APRIL 6, 2022
Up to 50x faster training and inference with large NLP models on CPU: Text Classification, Question Answering, and more.
Learn how to unlock 50x or more acceleration on both training and inference with large NLP and recommendation models on commodity hardware. Leverage the power of sparsity to train billion parameter models in a few hours with the cheapest and most available hardware.
During the session, our engineering team will take you through the following solutions:
Product Recommendation: Learn how you can change two lines of code to train your own neural network on a CPU significantly faster than on a state of the art GPU. Our BOLT engine can accelerate a range of networks – from a few million parameter model trained on MNIST to billion parameter product recommendation models.
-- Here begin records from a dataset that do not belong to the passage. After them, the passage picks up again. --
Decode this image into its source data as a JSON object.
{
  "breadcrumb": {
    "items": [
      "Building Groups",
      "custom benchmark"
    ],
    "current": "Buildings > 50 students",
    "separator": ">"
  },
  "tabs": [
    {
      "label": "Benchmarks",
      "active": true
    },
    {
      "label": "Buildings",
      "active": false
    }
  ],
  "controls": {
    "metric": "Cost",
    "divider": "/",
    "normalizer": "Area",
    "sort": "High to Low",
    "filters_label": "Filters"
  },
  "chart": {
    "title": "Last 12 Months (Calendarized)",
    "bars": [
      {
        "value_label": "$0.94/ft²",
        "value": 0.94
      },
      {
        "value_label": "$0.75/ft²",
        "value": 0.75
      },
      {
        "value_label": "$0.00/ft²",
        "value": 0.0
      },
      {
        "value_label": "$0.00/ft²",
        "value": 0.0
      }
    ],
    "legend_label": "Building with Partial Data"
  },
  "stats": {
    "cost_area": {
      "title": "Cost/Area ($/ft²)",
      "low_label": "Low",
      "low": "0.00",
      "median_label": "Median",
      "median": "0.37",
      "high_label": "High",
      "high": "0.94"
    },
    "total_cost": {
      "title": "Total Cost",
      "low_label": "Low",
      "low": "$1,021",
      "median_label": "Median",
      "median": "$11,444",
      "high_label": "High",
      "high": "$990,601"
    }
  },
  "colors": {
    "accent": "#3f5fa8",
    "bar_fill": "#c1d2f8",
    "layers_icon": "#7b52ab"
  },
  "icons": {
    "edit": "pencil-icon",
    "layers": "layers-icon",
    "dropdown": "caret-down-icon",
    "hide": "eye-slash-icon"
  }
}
Text Classification: Using our BOLT engine, we will showcase 1 ms inference latency on text classification tasks: 50 times faster and 10% more accurate than the popular RoBERTa model. What’s more, BOLT attains this speed and performance with a giant 2 billion parameter network (5x bigger than RoBERTa) that was trained, from scratch, for just 2 hrs on a modest Intel CPU.
Document Search: Finally, we will demonstrate state of the art retrieval accuracy with sub-100 ms latency on document search on a modest CPU, 25x faster than ColBERT inference on CPU.